After playing around with docker a lot, I decided that it was time to spend some time with LXC as I tended to treat some of my docker containers like mini VMs anyway, especially when developing. I think a lot of the benefits of docker aren’t actually benefits, and I’ll be writing a follow-up post about that. To that end, I wanted to get LXC up and running.
What’s so hard?
I’m on a laptop with wireless, so I can’t just create a bridge and give IPs to containers from an upstream DHCP server. I needed to do NAT and essentially simulate/replicate how docker networking works. My goals were:
- DHCP or some other auto-assignment of IPs
- Containers can see each other by hostname
- Containers can see the host, and other nodes on the network
- Containers can see the internet
- Have all of this networking transparently work and persist across reboots
- Create a bridge interface
- Set up IP forwarding and masquerading
- Set up dnsmasq as a DHCP server
In practice, these things didn’t work out so well.
Problem 1: netctl
Netctl was the recommended choice for a while on Archlinux systems. Now that systemd is taking over, it seems like more and more support is coming over to systemd-networkd. I asked for help in chat and 3 people immediately were like “why are you still using netctl?”I ran into a bit of trouble creating a netctl profile to create a bridge on boot. While I could have made this work (and the end solution would have had me not touch netctl at all), I ended up yak shaving and switching to systemd-networkd. It was mostly painless with 1 hiccup:
Problem 2: systemd-networkd ip forwarding defaults
By default, systemd-networkd does not honor sys.net.ipv4.ip_forward. It instead creates a per-interface setting that defaults to no. This means that you need to explicitly set IPForward and IPMasquerade on your bridges. This includes the docker0 interface, which silently broke upon switching to systemd-networkd. It’s at least related to this bug report.
Back to sanity
So we are now on systemd-networkd, which more easily allows us to define bridges and we have something roughly like this:
[Match] Name=docker0 [Network] IPForward=yes
[Match] Name=eth0 [Network] DHCP=ipv4 [DHCP] RouteMetric=10
[Match] Name=wlan0 [Network] DHCP=ipv4 [DHCP] RouteMetric=20
We haven’t even started making LXC work yet, let’s do that now. The first approach is to create a bridge interface for just LXC, so let’s do that
[NetDev] Name=lxcbr0 Kind=bridge
[Match] Name=lxcbr0 [Network] Address=10.0.100.1 IPForward=yes IPMasquerade=yes
To use this, add something like the following to a config for your lxc container:
lxc.network.type = veth lxc.network.flags = up lxc.network.link = lxcbr0
This will work, but requires you to specify an IP for the container statically. Let’s add dnsmasq:
After this, you’ll notice that it still doesn’t work. You need an iptables rule to handle some checksum mistakes
iptables -t mangle -A POSTROUTING -o lxcbr0 -p udp -m udp --dport 68 -j CHECKSUM --checksum-fill
So far we’ve mostly got this handled by configuration files, but this checksum mangling is a manual step with no great place to automatically handle it. After a bit of looking around, Archlinux ships with a lxc-net systemd unit, which seems to do what I need. It’s a bit tricky to setup, and needs some interaction with systemd-networkd:
- The bridge can’t already exist, so we need to get rid of the lxcbr0.netdev file
- The bridge still needs systemd-networkd style masquerading, so we keep the lxcbr0.network file (remove the address line)

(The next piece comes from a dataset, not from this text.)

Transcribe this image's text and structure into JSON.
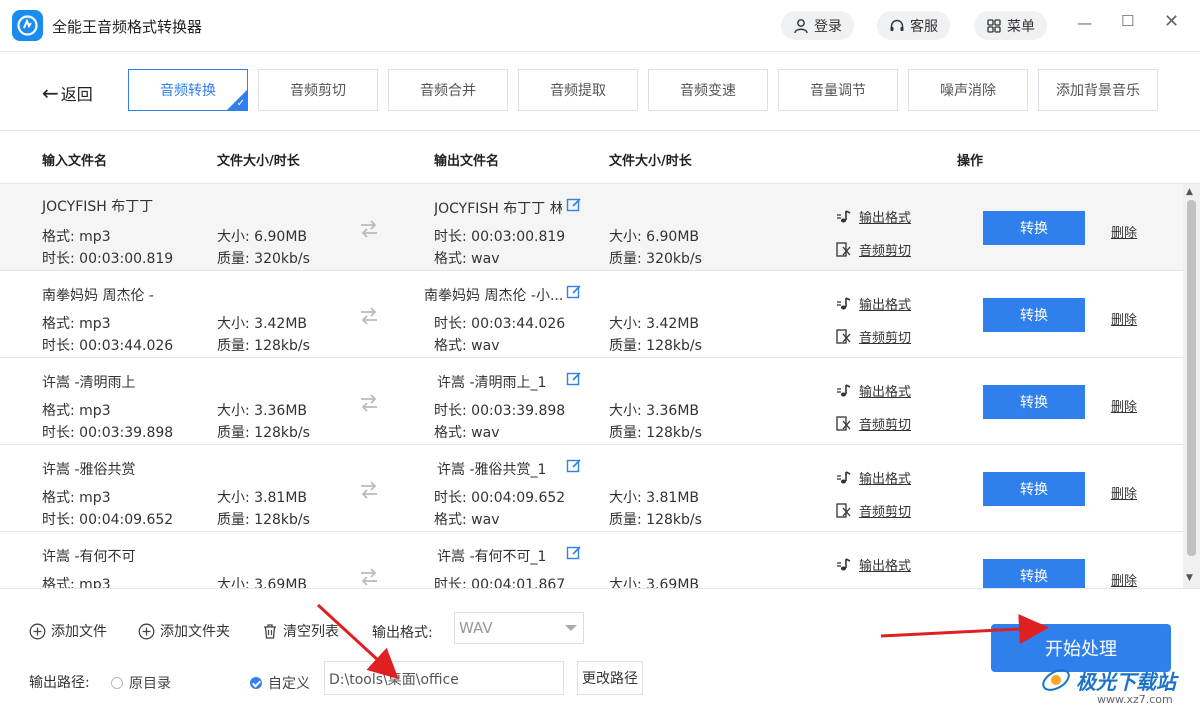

You also need to tell lxc-net that you want to use the bridge, so in /etc/default/lxc, change USE_LXC_BRIDGE to true. As a bonus, lxc-net handles dnsmasq for you, so you can get rid of that unit.
The units you should have enabled are:
[Match] Name=docker0 [Network] IPForward=yes
[Match] Name=lxcbr0 [Network] IPForward=yes IPMasquerade=yes
LXC_AUTO="true" BOOTGROUPS="onboot," SHUTDOWNDELAY=5 OPTIONS= STOPOPTS="-a -A -s" USE_LXC_BRIDGE="true" [ ! -f /etc/default/lxc-net ] || . /etc/default/lxc-net
On the next reboot, you should have:
- A working docker0 interface (if you are keeping docker around)
- An lxcbr0 interface with an IP associated with it
- Starting LXC containers should grab a natted IP automatically via DHCP
As a bonus, LXC containers can address each other by hostname, and docker containers and lxc containers can see each other by IP. Some more dnsmasq magic could maybe clear some of that up even further.
The end resulting files make it seem like this is an easy problem, but the details of wireless not supporting actual bridging, netctl being flaky, systemd having unexpected ip_forwarding defaults, DHCP missing checksums, and lxc-net being a bit picky about how it gets started actually caused this exploration to take a few hours.